If the user was interested (and who wouldn’t be!), you’d ‘Swipe Right’ for more details, which would prompt the following in-app card that would then open up a messaging conversation allowing you to enter the contest.


This was great for the film because the app allowed Book Club to reach a whole new audience and further promote its release. It was great for Bumble because in addition to offering their users a cool trip giveaway, they had license to run images of such esteemed actors in their app, images that would have costed a TON of money to run otherwise.  

Trailer Love

The icing on this co-promotional cake was Bumble’s appearance in not one, but two nationally run Book Club trailers. So while Bumble was helping to promote the film in-app, Paramount was giving Bumble some promotion as well in these two trailers that ran for over three weeks in prime time programming.

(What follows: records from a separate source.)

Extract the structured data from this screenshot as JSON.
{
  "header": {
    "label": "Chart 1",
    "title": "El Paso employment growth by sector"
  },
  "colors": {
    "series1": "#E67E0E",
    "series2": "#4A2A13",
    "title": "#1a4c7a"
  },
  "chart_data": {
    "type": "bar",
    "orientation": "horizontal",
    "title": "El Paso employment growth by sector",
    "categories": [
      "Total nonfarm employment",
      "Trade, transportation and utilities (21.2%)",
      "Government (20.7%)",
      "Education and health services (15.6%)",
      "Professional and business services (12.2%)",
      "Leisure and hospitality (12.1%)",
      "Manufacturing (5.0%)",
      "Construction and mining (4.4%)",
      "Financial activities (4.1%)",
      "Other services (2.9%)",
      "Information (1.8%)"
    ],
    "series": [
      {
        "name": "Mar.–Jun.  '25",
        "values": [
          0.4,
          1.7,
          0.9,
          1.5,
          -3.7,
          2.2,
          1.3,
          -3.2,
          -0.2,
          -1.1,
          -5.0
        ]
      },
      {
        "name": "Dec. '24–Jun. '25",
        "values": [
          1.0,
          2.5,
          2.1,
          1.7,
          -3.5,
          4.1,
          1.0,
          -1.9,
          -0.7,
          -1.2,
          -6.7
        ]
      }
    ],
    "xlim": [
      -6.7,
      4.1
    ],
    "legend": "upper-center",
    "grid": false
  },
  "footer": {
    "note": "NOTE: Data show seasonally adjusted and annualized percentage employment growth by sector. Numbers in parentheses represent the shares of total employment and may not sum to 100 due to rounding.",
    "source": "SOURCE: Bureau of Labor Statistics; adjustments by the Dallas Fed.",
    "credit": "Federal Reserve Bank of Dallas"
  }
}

Here’s one of the trailers below – you can check out Bumble right at the beginning!



Press Success

The brand not only received phenomenal exposure in both the film and the trailer, but also extensive media coverage.  The press from the movie was also a delight, calling the film, “nearly impossible to resist” and “a must-see for audiences looking for a feel-good movie that lifts you up”, and media outlets  provided extensive coverage of Bumble’s partnership with the film, with over 500 mentions reaching over 35 million additional readers in the USA alone.  The in-app promotion of the film gave this partnership additional legs to stand on, and allowed the brand partnership to be accessible to both viewers of the film and users of the app.  

Catching It On The Big Screen

While we already knew what the Bumble exposure in the film looked like, thanks to that earlier video from production, seeing it organically woven into the film was an incredible pay-off! The app scenes in the film played an integral role in the story, offering the brand once in a lifetime exposure in a film of this caliber. This truly was the right people connecting at the right time. The film was a success critically as well! The print and digital media provided Bumble tremendous additional coverage, and the in-app promotional partnership was the icing on the cake!